Os estragos causados pelo temporal da última segunda-feira ainda não foram esquecidos pela família da doméstica Lucilei Pereira, 43. A casa de fundos, no Recreio Campo Belo, onde mora com o marido e as duas filhas, foi parcialmente destelhada pela forte chuva e interditada pela Prefeitura na tarde de ontem. Enquanto isso, sem ter para onde ir, a moradora continuou no local com a família. A situação só começou a ser solucionada com a visita de uma equipe da Secretaria Municipal de Ação Social que prestou auxílio à família prejudicada.

Enquanto aguardava auxílio, a doméstica dormiu, cozinhou e até lavou roupa em meios às telhas derrubas pelo vento. A reportagem do Comércio esteve novamente no local ontem e registrou a preocupação de Lucilei antes da visita dos agentes sociais. “Se o pessoal da Prefeitura não arrumar outro lugar para a gente ir vamos ter que ficar aqui mesmo. A Prefeitura veio hoje (ontem) aqui por volta do meio dia e interditou. Disseram que se der outro temporal vai desabar tudo. O telhado da sala já está todo rachado também. Eles foram ver se a assistente social pode nos ajudar com alguma coisa. Precisamos de ajuda.”

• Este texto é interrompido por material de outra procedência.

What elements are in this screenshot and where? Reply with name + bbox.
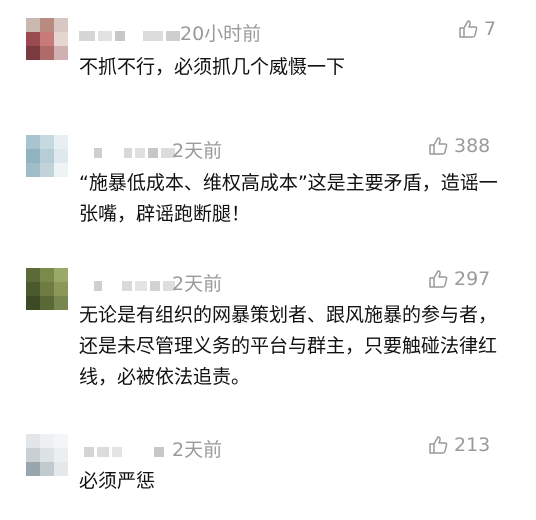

A equipe da Secretaria de Ação Social visitou a família no fim da tarde de ontem. De acordo com a secretária da pasta, Gislaine Peres, a casa é alugada e por isso não pode ser reformada pela Prefeitura, porque neste caso o proprietário é o responsável. “Esta família já é acompanhada pelo Cras do Leporace e pelo Creas. A mulher e as duas filhas foram acolhidas, temporariamente, por familiares do Parque do Horto. O marido vai ficar por lá, em um dos cômodos que não está interditado, para vigiar os móveis. Mandamos também cesta básica, porque eles perderam alimentos e os orientamos sobre os programas da Secretaria. Temos, por exemplo, o aluguel social que tem uma série de critérios, mas quem arruma a casa é a família e nós auxiliamos no pagamento do aluguel.”

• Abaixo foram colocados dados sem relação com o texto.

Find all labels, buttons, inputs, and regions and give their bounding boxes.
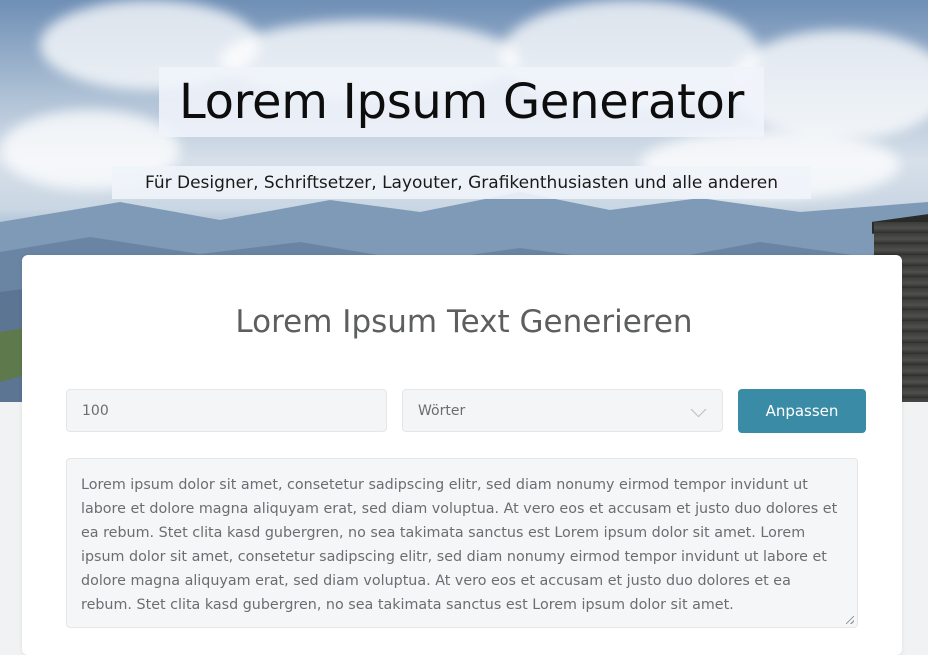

A visita gerou novas expectativas à família da doméstica. Para Lucilei, o desafio agora é arrumar uma casa e organizar os documentos para realmente ser beneficiada pelo programa da Prefeitura. “Amanhã (hoje) eu ainda volto cedo para cá porque meu marido vai trabalhar e fico cuidando das nossas coisas. Espero que dê tudo certo”

Outros casos
Diversos vizinhos de Lucilei também foram prejudicados, em menor escala, pelo temporal. Muitos estão receosos quanto a situação de suas casas. “Minha casa está toda trincada. É só chover que a água entra. Com o temporal de segunda-feira então inundou tudo. Dá medo de ficar lá dentro. A gente vai na Prefeitura, pede ajuda e eles falam que precisam de um tempo. Depois que cair tudo não adianta mais. Já falei com o secretário, o engenheiro já veio, mas continua do mesmo jeito. Falam que está perigoso morar aqui, mas até agora não virou nada. É um descaso da Prefeitura com a nossa situação.”

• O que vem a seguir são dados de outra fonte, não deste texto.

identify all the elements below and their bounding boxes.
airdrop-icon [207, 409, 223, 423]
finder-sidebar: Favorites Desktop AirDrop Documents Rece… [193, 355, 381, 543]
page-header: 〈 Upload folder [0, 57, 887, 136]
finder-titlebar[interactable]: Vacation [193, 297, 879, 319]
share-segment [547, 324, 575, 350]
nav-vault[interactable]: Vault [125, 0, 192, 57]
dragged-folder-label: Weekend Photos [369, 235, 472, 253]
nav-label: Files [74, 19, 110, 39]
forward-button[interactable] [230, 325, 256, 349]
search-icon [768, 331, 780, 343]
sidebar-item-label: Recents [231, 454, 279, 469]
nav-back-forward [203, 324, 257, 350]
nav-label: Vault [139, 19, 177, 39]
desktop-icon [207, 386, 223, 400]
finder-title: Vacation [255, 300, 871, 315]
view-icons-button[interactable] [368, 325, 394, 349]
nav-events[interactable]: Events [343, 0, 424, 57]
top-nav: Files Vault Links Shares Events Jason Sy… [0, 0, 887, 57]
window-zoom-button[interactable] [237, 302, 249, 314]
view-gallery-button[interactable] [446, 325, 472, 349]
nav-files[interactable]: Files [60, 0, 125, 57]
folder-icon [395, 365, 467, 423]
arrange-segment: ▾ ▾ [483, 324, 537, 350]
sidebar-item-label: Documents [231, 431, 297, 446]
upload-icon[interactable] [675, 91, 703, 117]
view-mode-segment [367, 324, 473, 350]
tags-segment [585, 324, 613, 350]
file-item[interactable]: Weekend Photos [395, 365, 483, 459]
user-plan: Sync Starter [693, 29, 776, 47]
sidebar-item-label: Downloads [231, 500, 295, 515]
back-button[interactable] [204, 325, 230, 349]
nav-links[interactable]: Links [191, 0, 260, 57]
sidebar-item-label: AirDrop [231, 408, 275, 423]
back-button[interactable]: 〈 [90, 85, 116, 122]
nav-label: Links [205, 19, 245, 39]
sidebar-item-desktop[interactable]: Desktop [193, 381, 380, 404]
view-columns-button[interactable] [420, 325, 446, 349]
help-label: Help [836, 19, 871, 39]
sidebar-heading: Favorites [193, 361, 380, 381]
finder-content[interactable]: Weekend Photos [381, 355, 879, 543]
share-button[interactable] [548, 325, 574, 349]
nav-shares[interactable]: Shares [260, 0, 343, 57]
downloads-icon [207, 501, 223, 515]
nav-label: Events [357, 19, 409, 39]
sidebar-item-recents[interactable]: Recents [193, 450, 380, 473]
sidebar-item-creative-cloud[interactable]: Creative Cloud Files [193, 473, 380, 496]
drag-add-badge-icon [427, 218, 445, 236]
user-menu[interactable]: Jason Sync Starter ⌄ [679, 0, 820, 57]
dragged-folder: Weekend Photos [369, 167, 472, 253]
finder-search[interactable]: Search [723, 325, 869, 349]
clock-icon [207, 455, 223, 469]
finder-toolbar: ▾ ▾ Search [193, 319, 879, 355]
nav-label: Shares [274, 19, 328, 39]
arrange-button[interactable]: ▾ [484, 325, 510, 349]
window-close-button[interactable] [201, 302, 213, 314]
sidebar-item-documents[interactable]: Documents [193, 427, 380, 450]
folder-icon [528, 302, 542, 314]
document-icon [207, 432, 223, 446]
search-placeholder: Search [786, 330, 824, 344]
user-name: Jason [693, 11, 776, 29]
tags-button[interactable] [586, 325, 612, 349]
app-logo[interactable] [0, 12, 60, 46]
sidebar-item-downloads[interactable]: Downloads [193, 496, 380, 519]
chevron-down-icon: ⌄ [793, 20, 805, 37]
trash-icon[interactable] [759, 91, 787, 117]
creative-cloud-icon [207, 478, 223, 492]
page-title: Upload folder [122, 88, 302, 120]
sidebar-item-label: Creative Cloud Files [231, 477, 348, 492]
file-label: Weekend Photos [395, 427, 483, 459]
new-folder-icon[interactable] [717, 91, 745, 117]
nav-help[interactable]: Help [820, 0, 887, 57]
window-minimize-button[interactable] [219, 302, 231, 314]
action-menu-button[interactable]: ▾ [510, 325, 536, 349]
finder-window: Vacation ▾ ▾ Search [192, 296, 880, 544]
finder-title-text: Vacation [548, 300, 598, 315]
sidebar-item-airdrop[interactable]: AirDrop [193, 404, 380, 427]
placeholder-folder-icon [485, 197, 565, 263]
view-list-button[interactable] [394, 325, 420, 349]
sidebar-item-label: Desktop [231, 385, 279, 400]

O Comércio entrou em contato, na tarde de ontem, com o secretário municipal de Planejamento e Urbanismo, Nicola Rossano, para comentar o caso, mas a ligação não foi atendida. Em nota, via assessoria de imprensa, a Prefeitura informou que além da interdição da casa de Lucilei, a Secretaria de Serviços e Meio Ambiente realizou também outras intervenções na cidade devido a forte chove de segunda-feira.

Foram retirados, por exemplo, lixo que obstruía a passagem da água nas bocas de lobo das avenidas Hélio Palermo, Orlando Dompieri e Dr. Flávio Rocha, além de pequenas quantidades de areia e pedras arrastadas pelas águas. Galhos de árvores que foram cortados pelo Corpo de Bombeiros em alguns pontos também foram recolhidos.